Marquez, encore plus fort en "mode Dovi"

Irrésisible au départ, dans la roue de Dovizioso dès le premier tour après avoir profité d'un contact précoce entre Johann Zarco (Yamaha Tech3) et Jack Miller (Ducati Pramac), Marquez a appliqué la stratégie gagnante établie en Thaïlande. En "mode Dovi", comme il aspire à l'être perpétuellement désormais, le champion a patienté, 20 tours durant, laissant encore l'Italien s'épuiser devant lui.
Entre-temps, l'Espagnol l'a aussi chahuté, comme lorsqu'il l'a attaqué, une première fois, à mi-course, la roue dans la gazon à la sortie d'un vibreur. Puis il l'a débordé, définitivement, à quatre tours du terme, comme il en a pris l'habitude. Lassé par la supériorité de son rival, Dovizioso a finalement craqué, deux boucles plus tard, en chutant de la même manière qu'à Valence, la saison dernière, lorsqu'il était déjà un candidat au titre.

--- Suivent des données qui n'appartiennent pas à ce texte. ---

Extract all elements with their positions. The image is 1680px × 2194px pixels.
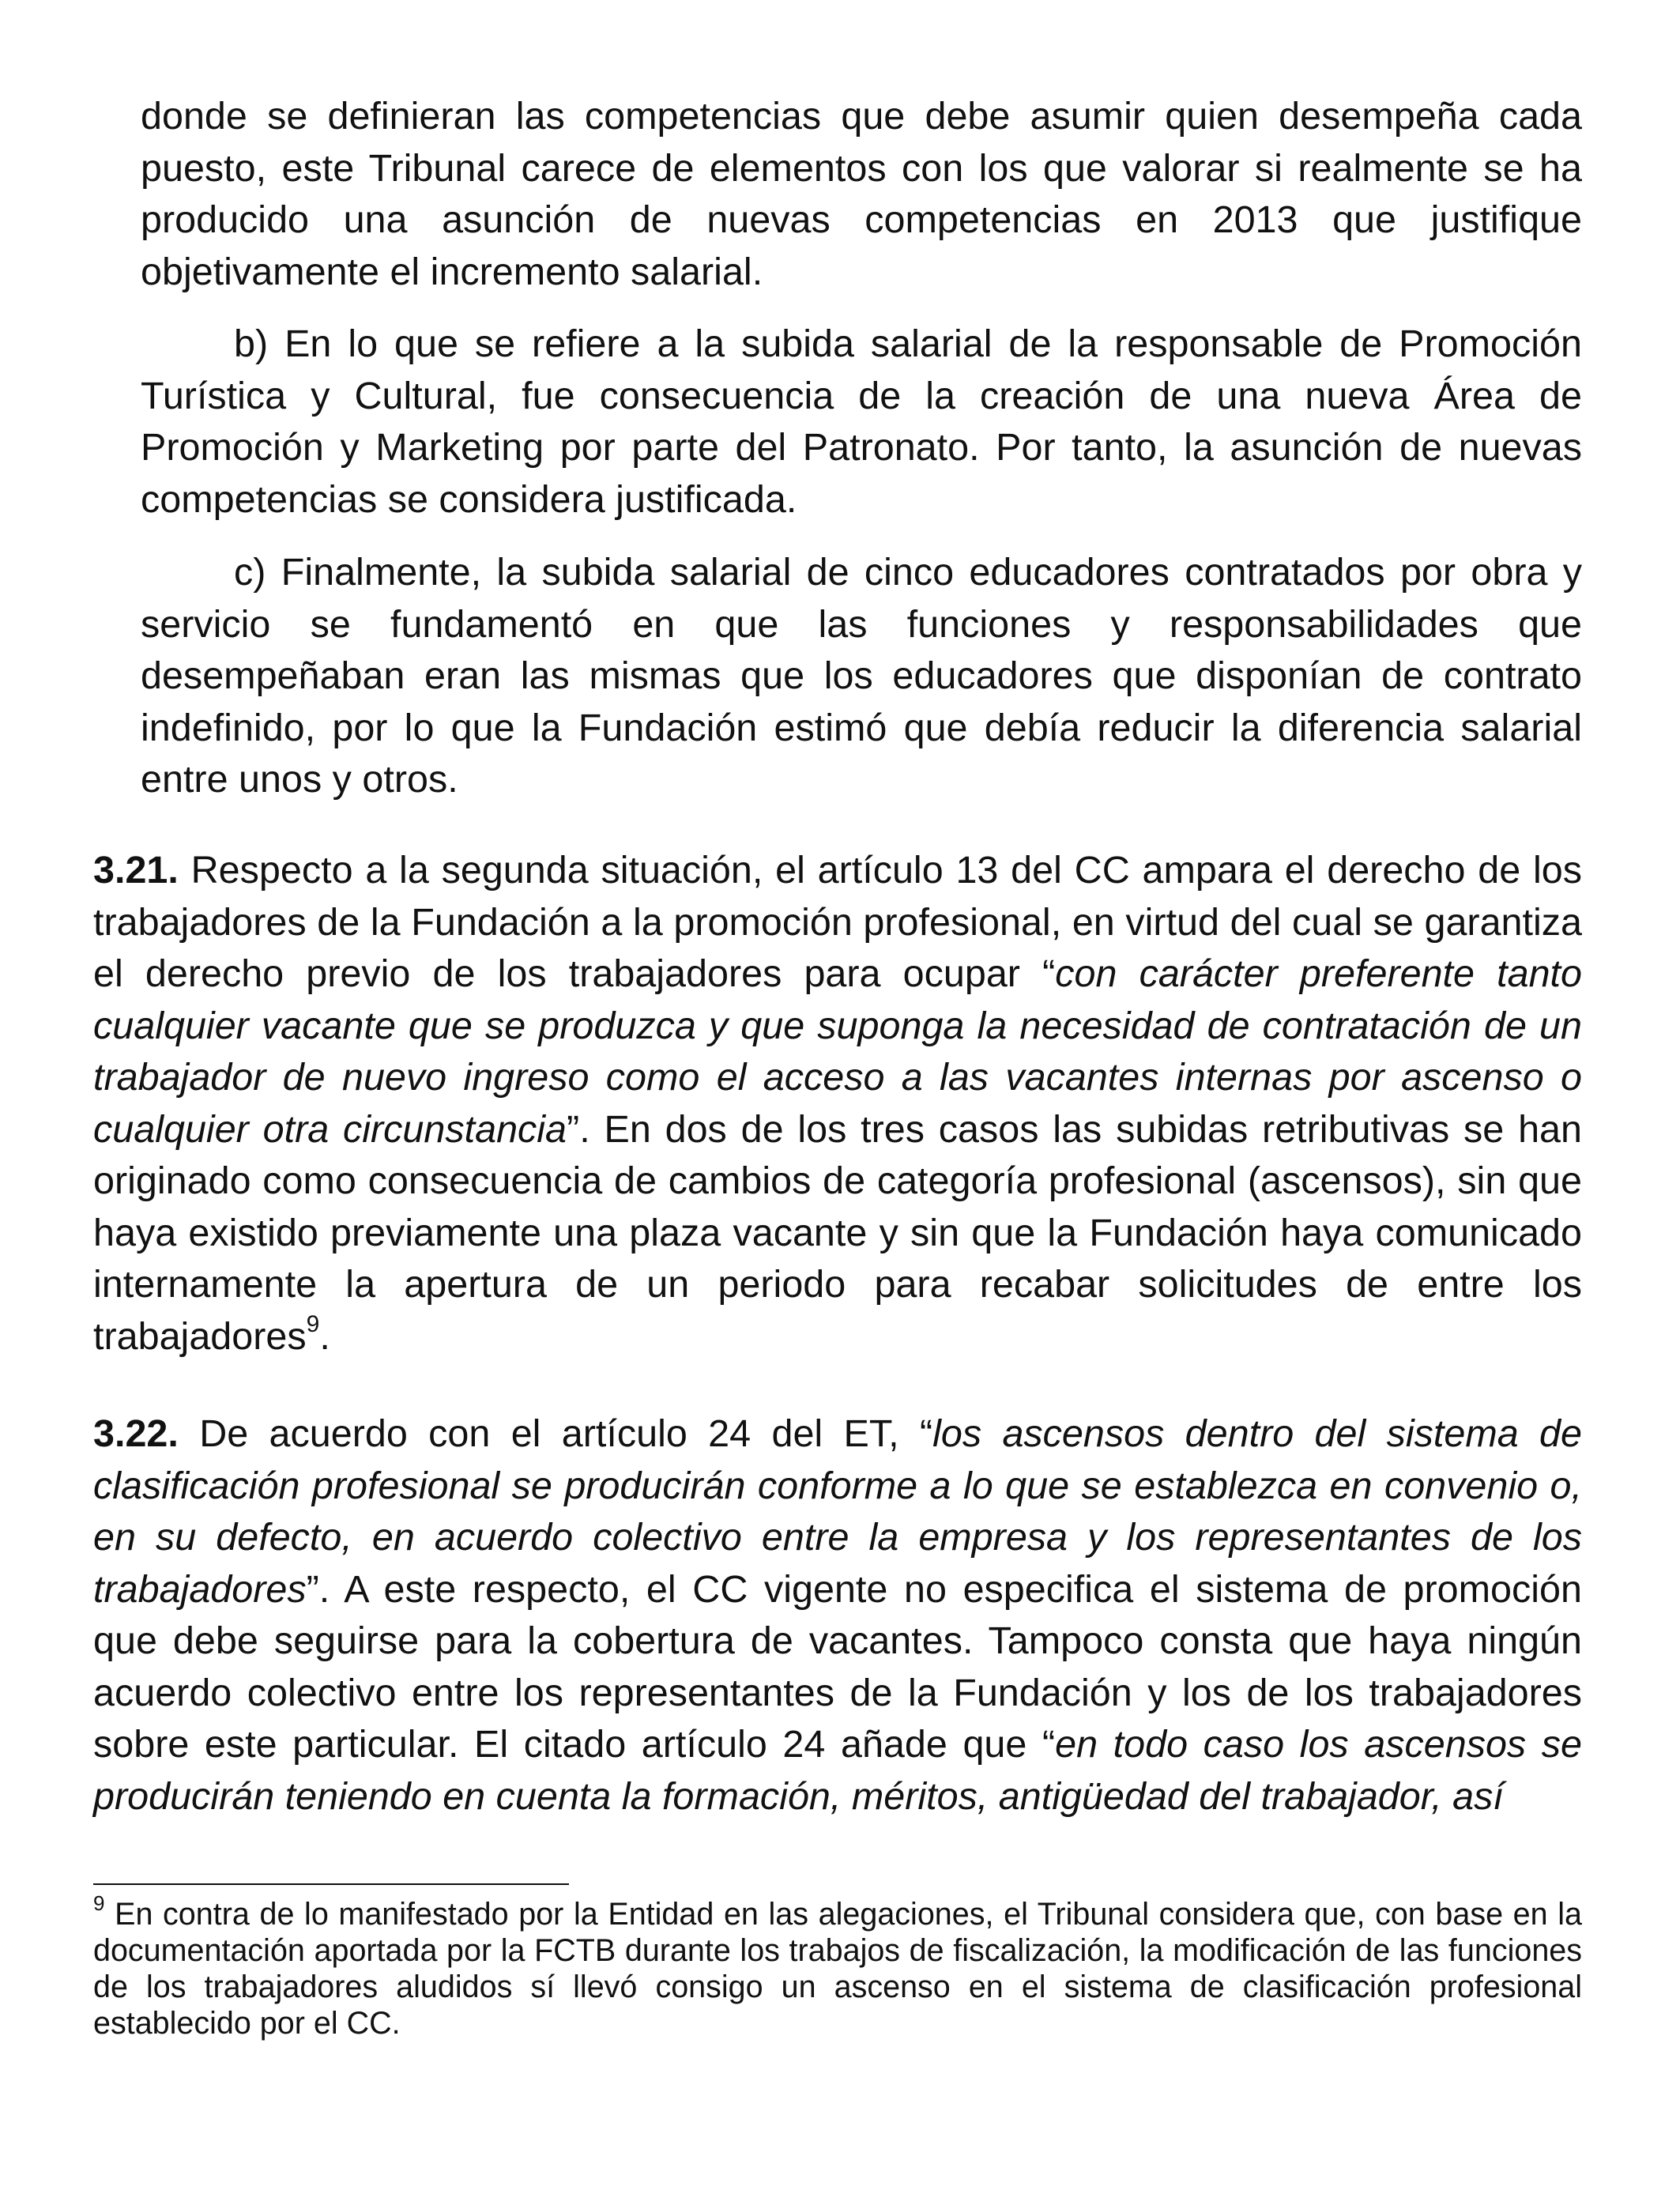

L'histoire se répète, les écarts se creusent. Derrière, loin derrière, Cal Crutchlow (Honda LCR) et Alex Rins (Suzuki Team), qui ont complété le podium, lui ont concédé 1"5. Valentino Rossi (Yamaha Factory), Alvaro Bautista (Ducati Angel Nieto) ou encore Johann Zarco (Yamaha Tech3), qui ont suivi dans cet ordre, se sont encore contentés des miettes. Une nouvelle fois, Marquez s'est isolé. Il semble l'être, de plus en plus.